Zijn vacht isoleert zelfs zo goed dat de
mannetjes snel oververhit kunnen raken als ze
rennen.
Het grootste deel van het jaar brengen ijsberen
door op drijvende ijsschotsen en ze leggen
daarbij - op zoek naar voedsel - dagelijks wel
zo'n veertig kilometer af. In een heel leven zou
dit een gebied van ongeveer 260.000 vierkante
meter beslaan.
Ijsberen zijn topzwemmers en kunnen meer dan
honderd kilometer zwemmen zonder te hoeven
rusten. Om het water uit hun vacht te wringen,
slepen ze zich over het ijs. Ze moeten ervoor
zorgen dat ze goed schoon blijven, omdat een
vieze vacht niet goed warmte kan vasthouden.
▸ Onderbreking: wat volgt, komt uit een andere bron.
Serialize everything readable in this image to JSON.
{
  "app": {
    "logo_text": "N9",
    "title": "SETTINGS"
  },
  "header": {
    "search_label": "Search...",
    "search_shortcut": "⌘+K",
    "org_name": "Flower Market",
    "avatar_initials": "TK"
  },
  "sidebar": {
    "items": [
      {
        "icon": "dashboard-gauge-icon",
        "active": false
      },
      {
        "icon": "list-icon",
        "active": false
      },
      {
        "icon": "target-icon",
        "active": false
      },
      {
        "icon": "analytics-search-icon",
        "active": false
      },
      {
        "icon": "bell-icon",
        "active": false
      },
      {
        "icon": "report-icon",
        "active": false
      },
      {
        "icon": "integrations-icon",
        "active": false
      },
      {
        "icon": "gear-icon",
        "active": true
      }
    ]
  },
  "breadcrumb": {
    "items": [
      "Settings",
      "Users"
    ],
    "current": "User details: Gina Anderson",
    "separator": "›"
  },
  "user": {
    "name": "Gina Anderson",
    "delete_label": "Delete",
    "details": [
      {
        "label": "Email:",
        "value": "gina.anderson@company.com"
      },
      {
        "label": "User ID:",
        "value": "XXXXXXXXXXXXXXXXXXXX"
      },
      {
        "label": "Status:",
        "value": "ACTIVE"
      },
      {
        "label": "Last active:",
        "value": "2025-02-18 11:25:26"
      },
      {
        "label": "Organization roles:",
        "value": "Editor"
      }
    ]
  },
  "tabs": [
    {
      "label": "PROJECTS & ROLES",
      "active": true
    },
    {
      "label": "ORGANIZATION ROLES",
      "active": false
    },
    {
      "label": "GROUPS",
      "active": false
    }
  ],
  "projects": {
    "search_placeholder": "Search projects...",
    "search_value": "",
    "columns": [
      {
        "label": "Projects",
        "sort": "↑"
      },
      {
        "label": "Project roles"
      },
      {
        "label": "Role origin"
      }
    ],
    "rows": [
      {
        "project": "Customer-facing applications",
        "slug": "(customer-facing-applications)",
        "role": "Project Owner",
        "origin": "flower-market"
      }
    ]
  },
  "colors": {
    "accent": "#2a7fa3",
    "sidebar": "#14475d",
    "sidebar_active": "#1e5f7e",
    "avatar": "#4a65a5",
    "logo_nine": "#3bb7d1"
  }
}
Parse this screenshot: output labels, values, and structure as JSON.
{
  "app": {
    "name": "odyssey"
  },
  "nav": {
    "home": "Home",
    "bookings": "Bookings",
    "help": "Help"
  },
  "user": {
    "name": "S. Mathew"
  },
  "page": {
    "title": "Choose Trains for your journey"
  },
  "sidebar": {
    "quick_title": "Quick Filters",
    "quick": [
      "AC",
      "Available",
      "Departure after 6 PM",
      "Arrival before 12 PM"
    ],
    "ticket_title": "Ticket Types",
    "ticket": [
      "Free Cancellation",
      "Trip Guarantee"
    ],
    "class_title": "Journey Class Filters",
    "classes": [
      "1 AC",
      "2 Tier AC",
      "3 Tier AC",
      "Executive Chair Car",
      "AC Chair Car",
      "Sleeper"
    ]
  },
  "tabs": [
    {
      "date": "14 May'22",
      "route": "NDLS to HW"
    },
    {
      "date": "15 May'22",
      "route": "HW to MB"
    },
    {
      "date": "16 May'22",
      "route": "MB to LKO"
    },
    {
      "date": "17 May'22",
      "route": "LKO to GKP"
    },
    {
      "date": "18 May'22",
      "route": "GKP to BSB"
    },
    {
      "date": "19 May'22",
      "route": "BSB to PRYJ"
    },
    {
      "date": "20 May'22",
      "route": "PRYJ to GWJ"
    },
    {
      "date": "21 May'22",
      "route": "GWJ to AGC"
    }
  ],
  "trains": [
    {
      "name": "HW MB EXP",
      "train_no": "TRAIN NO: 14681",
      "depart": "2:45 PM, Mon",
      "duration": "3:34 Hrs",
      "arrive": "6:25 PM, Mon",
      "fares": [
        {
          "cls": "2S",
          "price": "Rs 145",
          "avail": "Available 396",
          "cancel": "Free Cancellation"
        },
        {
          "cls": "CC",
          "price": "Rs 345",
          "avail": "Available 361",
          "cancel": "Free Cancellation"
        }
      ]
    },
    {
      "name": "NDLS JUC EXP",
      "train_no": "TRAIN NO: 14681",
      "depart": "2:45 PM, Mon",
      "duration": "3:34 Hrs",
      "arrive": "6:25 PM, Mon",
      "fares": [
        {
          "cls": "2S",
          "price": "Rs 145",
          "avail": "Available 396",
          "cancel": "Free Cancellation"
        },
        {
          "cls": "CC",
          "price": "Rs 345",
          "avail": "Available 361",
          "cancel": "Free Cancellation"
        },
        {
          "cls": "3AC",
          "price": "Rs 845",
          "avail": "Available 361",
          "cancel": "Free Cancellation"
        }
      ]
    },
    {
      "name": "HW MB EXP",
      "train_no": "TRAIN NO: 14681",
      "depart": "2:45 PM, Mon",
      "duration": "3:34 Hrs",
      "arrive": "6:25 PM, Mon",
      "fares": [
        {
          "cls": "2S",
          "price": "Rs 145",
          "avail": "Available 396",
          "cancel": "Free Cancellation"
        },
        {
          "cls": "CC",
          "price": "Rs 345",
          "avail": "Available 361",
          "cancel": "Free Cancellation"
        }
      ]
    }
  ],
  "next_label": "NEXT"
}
Op
heel koude dagen maken ijsberen een schuilplaats
en gaan daar opgekruld in liggen. Soms dekken ze
met een poot hun neus af, omdat de poten veel
warmte afgeven. Beren die onderdanig zijn, mogen
soms de schuilplaats delen. Wanneer een beer om
voedsel bedelt bij een andere beer, nadert hij
heel langzaam, draait rondjes om de andere beer
en biedt hem een neusbegroeting aan.
In 1973 ondertekenden Canada, de Verenigde
Staten, Denemarken en Noorwegen een verdrag dat
het jagen op beren beperkt. De populatie omvat
nu zo'n 25.000 beren, maar door het
broeikaseffect blijven ze bedreigd : de periode
waarin ze op zeehonden kunnen jagen, wordt
steeds korter door het smelten van het ijs. Ook
vervuiling door delfstoffenwinning vormt een
bedreiging. Men denkt dat dat de oorzaak is van
het verschijnsel dat sommige vrouwtjesberen
mannelijke voortplantingsorganen beginnen te
ontwikkelen.
De beren paren in het voorjaar, maar door een
bijzonder proces dat vertraagde implantatie
wordt genoemd, ontwikkelt een embryo zich pas
vanaf het einde van de herfst. Als het wijfje
genoeg vetreserves heeft, graaft ze een
schuilplaats voor zichzelf waar ze zal
overwinteren en haar kinderen zal baren. Als ze
niet genoeg reserves heeft, worden embryo's weer
door haar lichaam opgenomen. De jongen, die als
ze geboren worden zo groot zijn als een hamster,
worden minimaal twee jaar door hun moeder
gezoogd.
Met hun feilloze reukzin en hun perfect
gezichtsvermogen onder water, kunnen de ijsberen
heel goed langs de rand van het ijs jagen. Ze
wachten vaak uren naast het luchtgat van een
zeehond. Als die naar boven komt stort de beer
zich op zijn prooi en doodt hij hem met een
enkele beet in de kop, of met een klap van zijn
grote, zware poten. De ijsberen hebben het ijs
nodig om bij de zeehonden te kunnen komen.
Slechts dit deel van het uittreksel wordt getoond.